Was I lucky that I was supported by the French government during the lockdowns? Absolutely. But when the hotel first opened afterwards, I was often the only employee present on the property at night. I felt scared. I once confronted a drugged up man who was inches away from me, behind the reception desk, looking for the cash drawer. Times felt desperate. Clients, after so long in seclusion, seemed free to say whatever came to their minds with politeness discarded, not even an afterthought.
As with all of my colleagues, I took and took and took their disrespectfulness. The pointed, jabbing fingers or the inappropriate “tu” instead of “vous” in French or Americans yelling (or sometimes crying) over a lightbulb out in their room. About things that were largely not at all under my control. It came down to an evening where a Brazilian woman became ferocious because she had been assigned a handicapped-equipped room (for those not in the know, they are often the biggest). For some reason, she took it personally and demanded another room. We had none available. She began to scream. “What is wrong with you that you gave me this? Why? Is it because you are fat and ugly that you did it?”
I walked away and hid in the kitchen for a few minutes to catch my breath. She was still at the reception when I returned and became so violent that I had to threaten to call the police. My boss was amazing when I got through to her and told me what to say. One of the chefs from the kitchen came out to stand next to me, protectively. The woman left and the next day I went to Italy for a planned break with my honey.
But something had snapped. And it wasn’t just that one incident. If the word that is most often used to describe me now is “resilient,” it is for a reason. So in Italy I ate and ate then drank too much while L tried to find his way to me. I looked to the stars over the mountain where we stay, trying to find a reason or meaning and in a way, I am right there still.
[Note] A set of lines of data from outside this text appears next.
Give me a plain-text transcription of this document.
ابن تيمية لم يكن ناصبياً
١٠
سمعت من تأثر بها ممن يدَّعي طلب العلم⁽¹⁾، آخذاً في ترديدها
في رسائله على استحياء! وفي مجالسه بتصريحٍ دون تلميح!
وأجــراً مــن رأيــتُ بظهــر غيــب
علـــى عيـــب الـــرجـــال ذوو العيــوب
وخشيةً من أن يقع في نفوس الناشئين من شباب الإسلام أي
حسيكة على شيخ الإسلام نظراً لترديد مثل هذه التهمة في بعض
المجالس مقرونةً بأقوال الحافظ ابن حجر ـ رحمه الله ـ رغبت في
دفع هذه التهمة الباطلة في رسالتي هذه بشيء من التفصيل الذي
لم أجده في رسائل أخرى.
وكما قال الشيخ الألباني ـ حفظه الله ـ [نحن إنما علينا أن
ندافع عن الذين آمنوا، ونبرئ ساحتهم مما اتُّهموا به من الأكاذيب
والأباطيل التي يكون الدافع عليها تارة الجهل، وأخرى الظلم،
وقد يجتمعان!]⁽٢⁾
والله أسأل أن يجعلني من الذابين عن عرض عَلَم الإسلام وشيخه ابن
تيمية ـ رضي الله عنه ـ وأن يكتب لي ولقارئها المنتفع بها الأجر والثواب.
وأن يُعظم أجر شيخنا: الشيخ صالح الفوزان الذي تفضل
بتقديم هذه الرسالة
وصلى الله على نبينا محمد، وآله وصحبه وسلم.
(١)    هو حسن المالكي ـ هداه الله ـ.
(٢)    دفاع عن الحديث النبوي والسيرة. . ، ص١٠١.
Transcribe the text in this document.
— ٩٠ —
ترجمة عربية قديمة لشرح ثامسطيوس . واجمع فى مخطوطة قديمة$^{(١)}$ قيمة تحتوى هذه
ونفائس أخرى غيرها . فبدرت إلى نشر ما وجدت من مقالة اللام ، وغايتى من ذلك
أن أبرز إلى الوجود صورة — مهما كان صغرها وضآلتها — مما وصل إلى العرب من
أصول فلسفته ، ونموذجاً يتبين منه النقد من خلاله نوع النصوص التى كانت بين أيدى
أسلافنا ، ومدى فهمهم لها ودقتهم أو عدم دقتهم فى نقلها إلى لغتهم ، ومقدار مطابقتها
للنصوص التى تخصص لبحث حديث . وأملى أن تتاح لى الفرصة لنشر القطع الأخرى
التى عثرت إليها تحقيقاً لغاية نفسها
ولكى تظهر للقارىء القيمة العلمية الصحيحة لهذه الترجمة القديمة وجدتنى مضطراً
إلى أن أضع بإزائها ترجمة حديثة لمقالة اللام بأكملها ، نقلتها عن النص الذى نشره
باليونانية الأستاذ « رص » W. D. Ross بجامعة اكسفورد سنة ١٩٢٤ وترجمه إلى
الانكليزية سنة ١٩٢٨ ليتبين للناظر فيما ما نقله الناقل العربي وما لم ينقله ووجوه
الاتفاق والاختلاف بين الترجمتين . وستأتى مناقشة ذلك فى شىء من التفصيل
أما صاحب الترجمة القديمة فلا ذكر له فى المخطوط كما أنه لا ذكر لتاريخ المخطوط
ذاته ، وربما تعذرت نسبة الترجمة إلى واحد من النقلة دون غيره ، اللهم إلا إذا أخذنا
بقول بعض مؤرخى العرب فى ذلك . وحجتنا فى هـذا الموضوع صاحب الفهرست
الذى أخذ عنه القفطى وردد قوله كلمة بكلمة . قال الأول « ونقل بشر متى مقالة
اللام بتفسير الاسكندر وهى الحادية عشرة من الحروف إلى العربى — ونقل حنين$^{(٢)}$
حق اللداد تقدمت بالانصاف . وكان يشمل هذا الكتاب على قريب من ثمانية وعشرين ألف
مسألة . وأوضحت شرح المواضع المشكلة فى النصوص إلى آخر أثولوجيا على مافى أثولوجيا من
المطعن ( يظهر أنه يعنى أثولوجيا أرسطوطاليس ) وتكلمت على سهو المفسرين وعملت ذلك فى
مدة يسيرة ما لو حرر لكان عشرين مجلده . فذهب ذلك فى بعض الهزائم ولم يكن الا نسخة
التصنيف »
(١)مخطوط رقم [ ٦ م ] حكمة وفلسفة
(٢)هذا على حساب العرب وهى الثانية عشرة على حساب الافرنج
With the insistence of my psychologist, my psychiatrist (yes, I have both) has put me on work-leave for burnout. That started in mid-September and it is now the beginning of November. I see my psychologist once a week and have done a lot of reading about my current state, where I am permanently in “fight or flight” mode. Survival. Tired and wired. Which brings me back to that initial conflict of feeling that I described.
I have gained a lot of weight during this pause. It is as if my body is preparing an outer shield for battle. And yet it makes me ashamed, just as I feel for being on sick-leave, so that I often don’t want to go out in risk of being seen by someone I know, even though a bit of contact would do me so much good. Next week I won’t accept the invitation to an art opening that I would love to attend as there is too much risk that my ex will be there. This despite my current companion supporting me and loving me, exactly as I am, which is new and gratefully received.
So what do I do while I find my way, yet again? On a good day, I try to wipe the slate clean. In forgetting these current, strange circumstances, I look at my surroundings like the tourists that I cater to and try to be glorified. That is what these photos mean to me. I am also reading a lot about what I am going through as if I could translate my mind to my heart. There is more than it is wise to share here but the stakes are high for me to stay in France. May this beauty hold me, carry me and sing me to the next certainty. Or a feeling of long lost and then retrieved agency. Until the next I know when.